The Arcanna MCP Server acts as an intermediary, allowing users to leverage Arcanna's AI capabilities via the Model Context Protocol. It provides a set of tools and functionalities to manage resources, execute code, query events, manage jobs, provide feedback, and monitor system health within the Arcanna ecosystem.

How to use Arcanna MCP Server?

The server can be deployed using a Docker image or a PyPi package. Configuration involves adding the server entry to the mcpServers section in the MCP client config file (e.g., claude_desktop_config.json for Claude Desktop). The configuration specifies the command to run the server (e.g., docker run) and environment variables for API key and host.

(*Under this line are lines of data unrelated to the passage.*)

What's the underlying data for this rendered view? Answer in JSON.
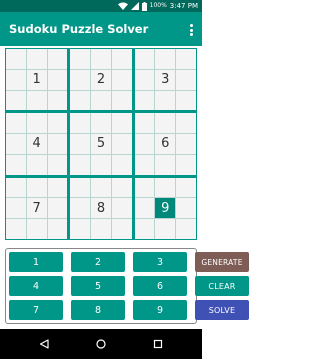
{
  "status_bar": {
    "battery": "100%",
    "time": "3:47 PM"
  },
  "app_bar": {
    "title": "Sudoku Puzzle Solver"
  },
  "board": {
    "boxes": [
      [
        "",
        "",
        "",
        "",
        "1",
        "",
        "",
        "",
        ""
      ],
      [
        "",
        "",
        "",
        "",
        "2",
        "",
        "",
        "",
        ""
      ],
      [
        "",
        "",
        "",
        "",
        "3",
        "",
        "",
        "",
        ""
      ],
      [
        "",
        "",
        "",
        "",
        "4",
        "",
        "",
        "",
        ""
      ],
      [
        "",
        "",
        "",
        "",
        "5",
        "",
        "",
        "",
        ""
      ],
      [
        "",
        "",
        "",
        "",
        "6",
        "",
        "",
        "",
        ""
      ],
      [
        "",
        "",
        "",
        "",
        "7",
        "",
        "",
        "",
        ""
      ],
      [
        "",
        "",
        "",
        "",
        "8",
        "",
        "",
        "",
        ""
      ],
      [
        "",
        "",
        "",
        "",
        "9",
        "",
        "",
        "",
        ""
      ]
    ]
  },
  "keypad": {
    "key_1": "1",
    "key_2": "2",
    "key_3": "3",
    "generate": "GENERATE",
    "key_4": "4",
    "key_5": "5",
    "key_6": "6",
    "clear": "CLEAR",
    "key_7": "7",
    "key_8": "8",
    "key_9": "9",
    "solve": "SOLVE"
  },
  "colors": {
    "primary": "#009688",
    "primary_dark": "#00695c",
    "generate": "#7d5d55",
    "solve": "#3f51b5"
  },
  "icons": [
    "wifi-icon",
    "signal-icon",
    "battery-icon",
    "overflow-menu-icon",
    "back-icon",
    "home-icon",
    "recents-icon"
  ]
}
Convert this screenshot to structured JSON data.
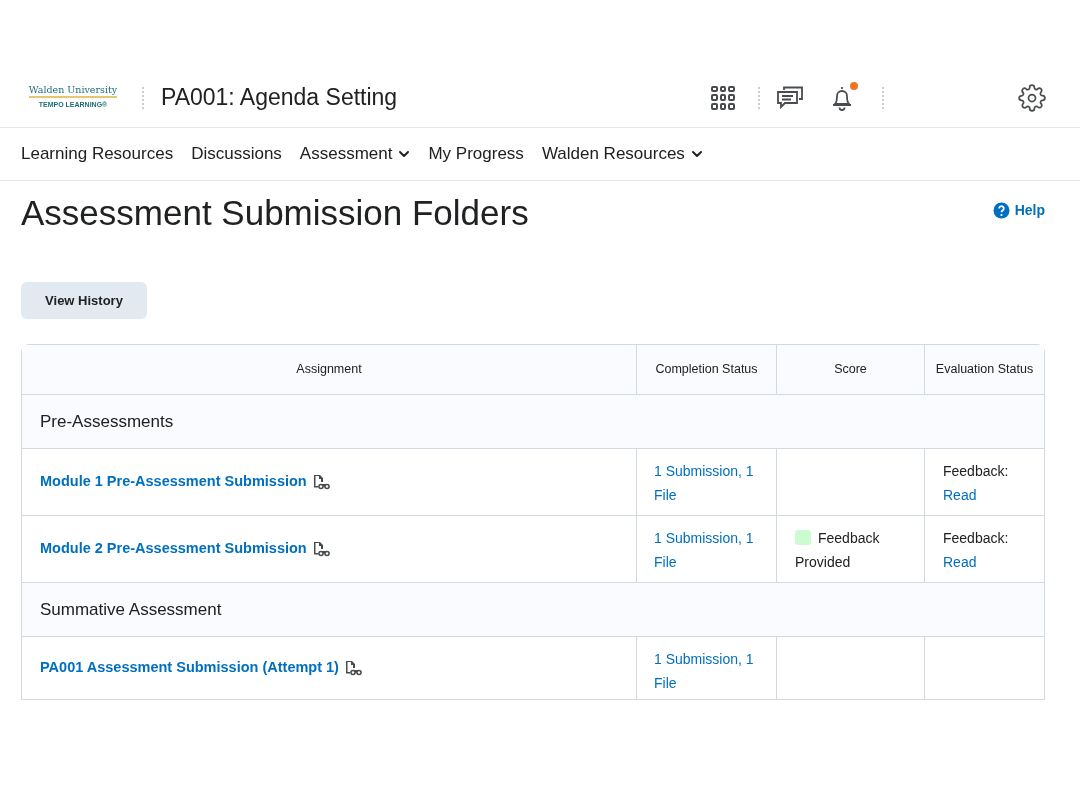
{
  "header": {
    "logo": {
      "name": "Walden University",
      "tagline": "TEMPO LEARNING®"
    },
    "course_title": "PA001: Agenda Setting",
    "notifications_unread": true
  },
  "nav": [
    {
      "label": "Learning Resources",
      "has_menu": false
    },
    {
      "label": "Discussions",
      "has_menu": false
    },
    {
      "label": "Assessment",
      "has_menu": true
    },
    {
      "label": "My Progress",
      "has_menu": false
    },
    {
      "label": "Walden Resources",
      "has_menu": true
    }
  ],
  "page_title": "Assessment Submission Folders",
  "help": "Help",
  "view_history_button": "View History",
  "table": {
    "columns": [
      "Assignment",
      "Completion Status",
      "Score",
      "Evaluation Status"
    ],
    "rows": [
      {
        "kind": "group",
        "title": "Pre-Assessments"
      },
      {
        "kind": "item",
        "assignment": "Module 1 Pre-Assessment Submission",
        "completion": "1 Submission, 1 File",
        "evaluation": {
          "label": "Feedback:",
          "link": "Read"
        }
      },
      {
        "kind": "item",
        "assignment": "Module 2 Pre-Assessment Submission",
        "completion": "1 Submission, 1 File",
        "score": {
          "text": "Feedback Provided",
          "color": "#ccfbd0"
        },
        "evaluation": {
          "label": "Feedback:",
          "link": "Read"
        }
      },
      {
        "kind": "group",
        "title": "Summative Assessment"
      },
      {
        "kind": "item",
        "assignment": "PA001 Assessment Submission (Attempt 1)",
        "completion": "1 Submission, 1 File"
      }
    ]
  }
}
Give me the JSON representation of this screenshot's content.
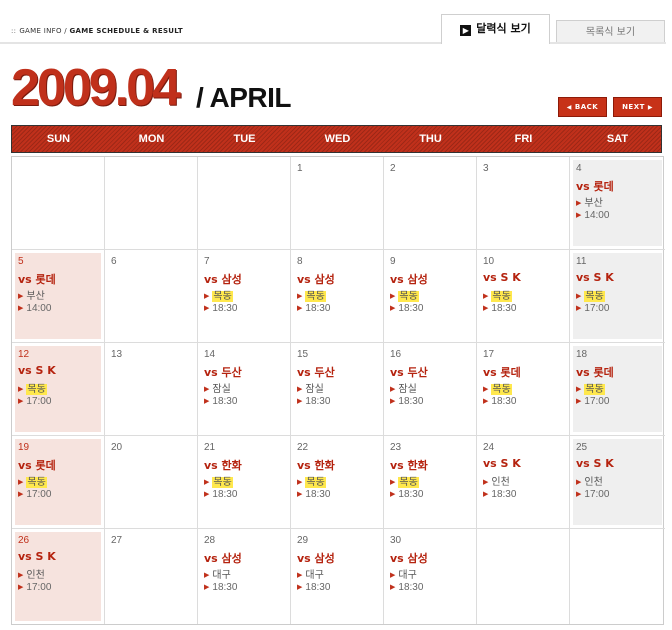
{
  "header": {
    "breadcrumb_root": "GAME INFO",
    "breadcrumb_current": "GAME SCHEDULE & RESULT",
    "tabs": [
      {
        "label": "달력식 보기",
        "active": true
      },
      {
        "label": "목록식 보기",
        "active": false
      }
    ]
  },
  "title": {
    "year_month": "2009.04",
    "month_name": "/ APRIL"
  },
  "nav": {
    "back": "BACK",
    "next": "NEXT"
  },
  "weekdays": [
    "SUN",
    "MON",
    "TUE",
    "WED",
    "THU",
    "FRI",
    "SAT"
  ],
  "colors": {
    "accent": "#c0301b",
    "sunday_bg": "#f6e3de",
    "saturday_bg": "#efefef",
    "home_highlight": "#ffe84d"
  },
  "weeks": [
    [
      {
        "day": ""
      },
      {
        "day": ""
      },
      {
        "day": ""
      },
      {
        "day": "1"
      },
      {
        "day": "2"
      },
      {
        "day": "3"
      },
      {
        "day": "4",
        "opponent": "vs 롯데",
        "venue": "부산",
        "time": "14:00"
      }
    ],
    [
      {
        "day": "5",
        "opponent": "vs 롯데",
        "venue": "부산",
        "time": "14:00"
      },
      {
        "day": "6"
      },
      {
        "day": "7",
        "opponent": "vs 삼성",
        "venue": "목동",
        "home": true,
        "time": "18:30"
      },
      {
        "day": "8",
        "opponent": "vs 삼성",
        "venue": "목동",
        "home": true,
        "time": "18:30"
      },
      {
        "day": "9",
        "opponent": "vs 삼성",
        "venue": "목동",
        "home": true,
        "time": "18:30"
      },
      {
        "day": "10",
        "opponent": "vs S K",
        "venue": "목동",
        "home": true,
        "time": "18:30"
      },
      {
        "day": "11",
        "opponent": "vs S K",
        "venue": "목동",
        "home": true,
        "time": "17:00"
      }
    ],
    [
      {
        "day": "12",
        "opponent": "vs S K",
        "venue": "목동",
        "home": true,
        "time": "17:00"
      },
      {
        "day": "13"
      },
      {
        "day": "14",
        "opponent": "vs 두산",
        "venue": "잠실",
        "time": "18:30"
      },
      {
        "day": "15",
        "opponent": "vs 두산",
        "venue": "잠실",
        "time": "18:30"
      },
      {
        "day": "16",
        "opponent": "vs 두산",
        "venue": "잠실",
        "time": "18:30"
      },
      {
        "day": "17",
        "opponent": "vs 롯데",
        "venue": "목동",
        "home": true,
        "time": "18:30"
      },
      {
        "day": "18",
        "opponent": "vs 롯데",
        "venue": "목동",
        "home": true,
        "time": "17:00"
      }
    ],
    [
      {
        "day": "19",
        "opponent": "vs 롯데",
        "venue": "목동",
        "home": true,
        "time": "17:00"
      },
      {
        "day": "20"
      },
      {
        "day": "21",
        "opponent": "vs 한화",
        "venue": "목동",
        "home": true,
        "time": "18:30"
      },
      {
        "day": "22",
        "opponent": "vs 한화",
        "venue": "목동",
        "home": true,
        "time": "18:30"
      },
      {
        "day": "23",
        "opponent": "vs 한화",
        "venue": "목동",
        "home": true,
        "time": "18:30"
      },
      {
        "day": "24",
        "opponent": "vs S K",
        "venue": "인천",
        "time": "18:30"
      },
      {
        "day": "25",
        "opponent": "vs S K",
        "venue": "인천",
        "time": "17:00"
      }
    ],
    [
      {
        "day": "26",
        "opponent": "vs S K",
        "venue": "인천",
        "time": "17:00"
      },
      {
        "day": "27"
      },
      {
        "day": "28",
        "opponent": "vs 삼성",
        "venue": "대구",
        "time": "18:30"
      },
      {
        "day": "29",
        "opponent": "vs 삼성",
        "venue": "대구",
        "time": "18:30"
      },
      {
        "day": "30",
        "opponent": "vs 삼성",
        "venue": "대구",
        "time": "18:30"
      },
      {
        "day": ""
      },
      {
        "day": ""
      }
    ]
  ]
}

Key features of Arcanna MCP Server

  • Resource Management

  • Python Coding (code generation, execution, saving)

  • Query Arcanna events

  • Job Management (create, retrieve, start, stop, train)

  • Feedback System

  • Health Monitoring

Use cases of Arcanna MCP Server

  • Integrating Arcanna's AI models with MCP-compatible clients.

  • Automating resource management within the Arcanna platform.

  • Generating and executing code within Arcanna's environment.

  • Monitoring and managing AI jobs within Arcanna.

  • Improving model accuracy through feedback integration.

FAQ from Arcanna MCP Server

What is the purpose of the Arcanna MCP Server?

It allows users to interact with Arcanna's AI use cases through the Model Context Protocol (MCP).

How do I configure the server?

Add an entry to the mcpServers section in your MCP client config file, specifying the command and environment variables.

What are some key features of the server?

Resource Management, Python Coding, Query Arcanna events, Job Management, Feedback System, and Health Monitoring.

How can I deploy the server?

You can use either the Docker image or the PyPi package.

What is the health_check tool used for?

It verifies the server status and the validity of the Management API key.